Not to exaggerate, but I could feel, through the soles of my feet, that the earth was in labor, and everything that that earth sustains—plants, birds, insects, and reptiles—was coming back to life. Blood was circulating, sap rising, and the emotional response to this reawakening—which has always been one of joy and anticipation—was struggling to express itself.
But at every point, fear of the coronavirus smothered this natural tendency to celebrate the arrival of spring. This year, April really is the cruellest month—we won’t be following T.S. Eliot’s Hyacinth Girl into the Hyacinth Garden, or any garden for that matter. Instead, we’re being told to lie dormant, to—in that horrible and hateful phrase—shelter in place. We must remain inside, between four walls, even as everything we love to see return beckons us to come out.

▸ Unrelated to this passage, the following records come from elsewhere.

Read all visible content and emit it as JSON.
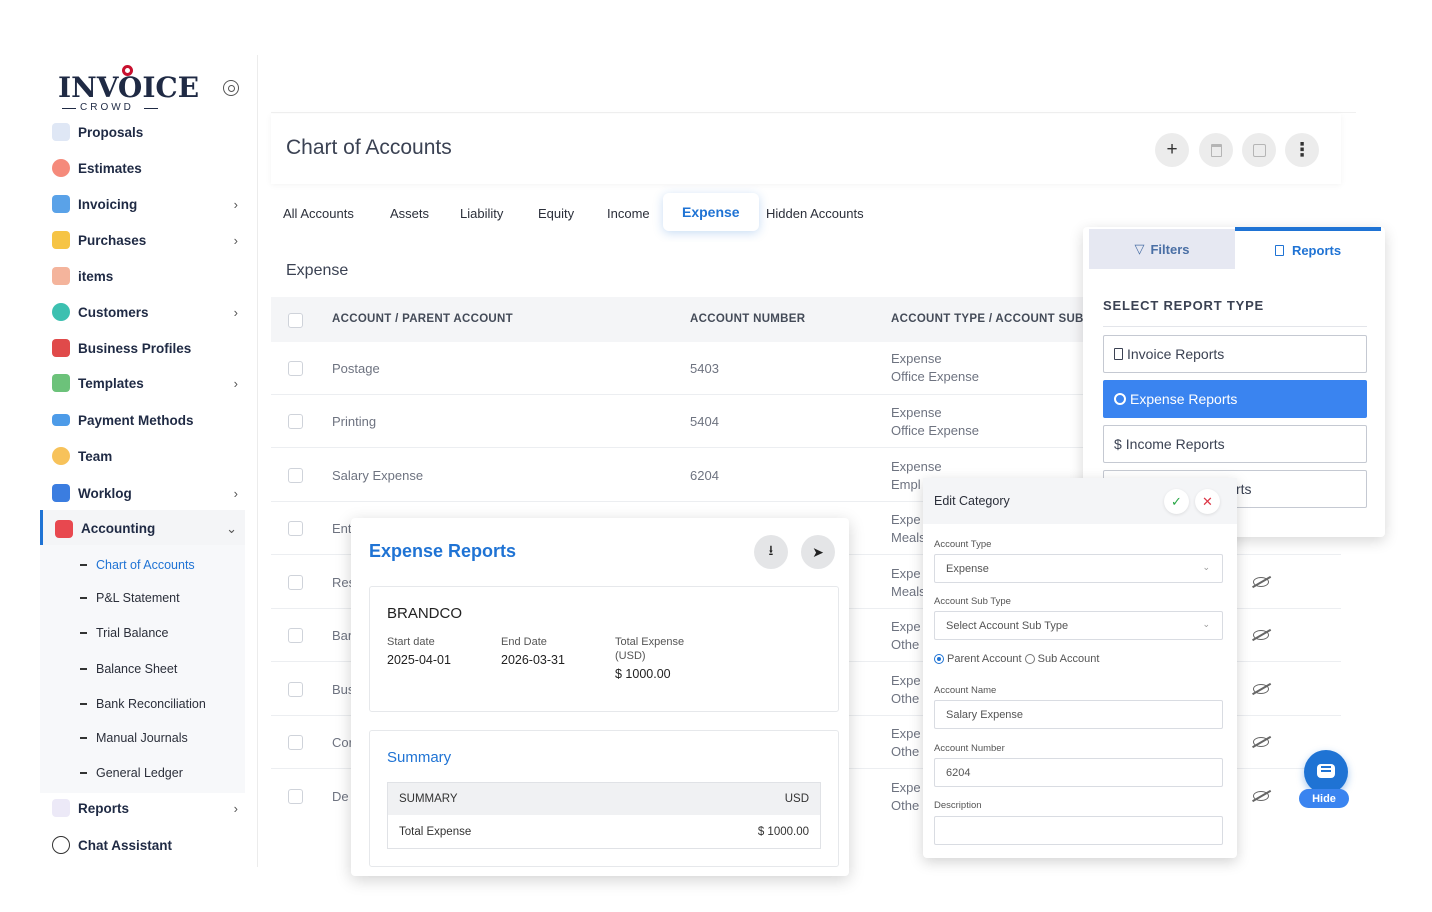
{
  "brand": {
    "name": "INVOICE",
    "sub": "CROWD"
  },
  "sidebar": {
    "items": [
      {
        "label": "Proposals",
        "icon": "document-icon",
        "chevron": ""
      },
      {
        "label": "Estimates",
        "icon": "pie-chart-icon",
        "chevron": ""
      },
      {
        "label": "Invoicing",
        "icon": "invoice-icon",
        "chevron": "›"
      },
      {
        "label": "Purchases",
        "icon": "shopping-bag-icon",
        "chevron": "›"
      },
      {
        "label": "items",
        "icon": "box-icon",
        "chevron": ""
      },
      {
        "label": "Customers",
        "icon": "users-icon",
        "chevron": "›"
      },
      {
        "label": "Business Profiles",
        "icon": "briefcase-icon",
        "chevron": ""
      },
      {
        "label": "Templates",
        "icon": "template-icon",
        "chevron": "›"
      },
      {
        "label": "Payment Methods",
        "icon": "credit-card-icon",
        "chevron": ""
      },
      {
        "label": "Team",
        "icon": "team-icon",
        "chevron": ""
      },
      {
        "label": "Worklog",
        "icon": "calendar-icon",
        "chevron": "›"
      },
      {
        "label": "Accounting",
        "icon": "calculator-icon",
        "chevron": "⌄"
      },
      {
        "label": "Reports",
        "icon": "reports-icon",
        "chevron": "›"
      },
      {
        "label": "Chat Assistant",
        "icon": "chat-icon",
        "chevron": ""
      }
    ],
    "accounting_sub": [
      "Chart of Accounts",
      "P&L Statement",
      "Trial Balance",
      "Balance Sheet",
      "Bank Reconciliation",
      "Manual Journals",
      "General Ledger"
    ]
  },
  "header": {
    "title": "Chart of Accounts",
    "add": "+",
    "more": "⋮"
  },
  "tabs": [
    "All Accounts",
    "Assets",
    "Liability",
    "Equity",
    "Income",
    "Expense",
    "Hidden Accounts"
  ],
  "table": {
    "title": "Expense",
    "headers": [
      "ACCOUNT / PARENT ACCOUNT",
      "ACCOUNT NUMBER",
      "ACCOUNT TYPE / ACCOUNT SUB"
    ],
    "rows": [
      {
        "name": "Postage",
        "number": "5403",
        "type": "Expense",
        "sub": "Office Expense"
      },
      {
        "name": "Printing",
        "number": "5404",
        "type": "Expense",
        "sub": "Office Expense"
      },
      {
        "name": "Salary Expense",
        "number": "6204",
        "type": "Expense",
        "sub": "Empl"
      },
      {
        "name": "Ent",
        "number": "",
        "type": "Expe",
        "sub": "Meals"
      },
      {
        "name": "Res",
        "number": "",
        "type": "Expe",
        "sub": "Meals"
      },
      {
        "name": "Ban",
        "number": "",
        "type": "Expe",
        "sub": "Othe"
      },
      {
        "name": "Bus",
        "number": "",
        "type": "Expe",
        "sub": "Othe"
      },
      {
        "name": "Cor",
        "number": "",
        "type": "Expe",
        "sub": "Othe"
      },
      {
        "name": "De",
        "number": "",
        "type": "Expe",
        "sub": "Othe"
      }
    ]
  },
  "reports_panel": {
    "tab_filters": "Filters",
    "tab_reports": "Reports",
    "heading": "SELECT REPORT TYPE",
    "options": [
      "Invoice Reports",
      "Expense Reports",
      "Income Reports",
      "rts"
    ],
    "selected": "Expense Reports"
  },
  "edit_category": {
    "title": "Edit Category",
    "account_type_label": "Account Type",
    "account_type_value": "Expense",
    "sub_type_label": "Account Sub Type",
    "sub_type_placeholder": "Select Account Sub Type",
    "radio_parent": "Parent Account",
    "radio_sub": "Sub Account",
    "name_label": "Account Name",
    "name_value": "Salary Expense",
    "number_label": "Account Number",
    "number_value": "6204",
    "description_label": "Description",
    "description_value": ""
  },
  "expense_report": {
    "title": "Expense Reports",
    "company": "BRANDCO",
    "start_label": "Start date",
    "start_value": "2025-04-01",
    "end_label": "End Date",
    "end_value": "2026-03-31",
    "total_label_1": "Total Expense",
    "total_label_2": "(USD)",
    "total_value": "$ 1000.00",
    "summary_title": "Summary",
    "summary_col1": "SUMMARY",
    "summary_col2": "USD",
    "summary_row_label": "Total Expense",
    "summary_row_value": "$ 1000.00"
  },
  "chat": {
    "hide_label": "Hide"
  },
  "colors": {
    "accent": "#1f73d4",
    "selected": "#3a84f0",
    "navy": "#1f2a44"
  }
}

For the first time in twenty years, I won’t be able to watch the daffodils come into bloom. There’s something sacred—Van Gogh understood this—about the color yellow. After a long winter of greys and browns, the soul longs for, it insists upon, the yellow that you see in a forsythia bush or a meadowlark’s breast or a Dutch Master daffodil. The winter-weary soul drinks in yellow at every opportunity, and it’s a drinking that increases rather than slakes our thirst.
This year, I won’t be able to sink my hands into the cold, moist earth of the spring garden, to turn that earth for planting, and to see the worms and ants and beetles that shelter there.
I’ll miss the opportunity for unexpected pleasures of the kind I had one year when I uncovered a rabbit’s form in the straw I’d used to mulch the garden beds, a little nest that contained six practically hairless kits curled in on one another like chocolate bunnies in an Easter basket. Or of coming upon a Killdeer’s bargain-basement version of a nest with its beautifully patterned eggs.
Over the years, I’ve tried to garden by keeping in mind two literary maxims. The first, from Voltaire’s Candide, as pithy as they come: Il faut cultiver notre jardin. Which is to say, that in a world as violent and confusing as the one where we live, the only sane response is to tend your own garden.
The second from the first gardening book I ever bought, Crockett’s Victory Garden, which was published forty years ago to accompany James Underwood Crockett’s gardening show on PBS. As a guide to growing things, it’s filled with good advice and beautiful photos, but as an expression of pure love for the pleasure that gardens give to the people who cultivate them, the book achieves the status of a literary text.
Nowhere is this more apparent than in the Introduction the author wrote, which forms as fine a statement as any I know of basic gardening principles. I’m particularly fond of the final paragraph, where Crockett does his best to encourage the faint of heart, the worrywarts like me who fear that all their work will be I vain. “For all these people,” he says, “in fact for all gardeners, I recommend plain uncomplicated faith, or if faith is lacking, then elementary logic.” Then he continues:
There is no mystery about gardening, just the wondrous fact that seed time and harvest occur each year, generation after generation, wherever the soil is tilled. If gardeners do their part, they can confidently expect the miracle to continue as it has through all time.
Even in the face of the coronavirus, I stand ready to do my part. But this year, the act of faith that Jim Crockett recommended has doubled in significance. Not only must I believe that if I put a seed in the ground it will grow; I have to begin by hoping that at some point I’ll actually have the chance to put that seed into the soil that awaits it.
Lovely post, Ed. I’m sorry to hear that your allotment is closed. The ones here in Cobourg are open but there’s probably more space for distancing here.
I hope you’ll be gardening soon. Very thoughtful post.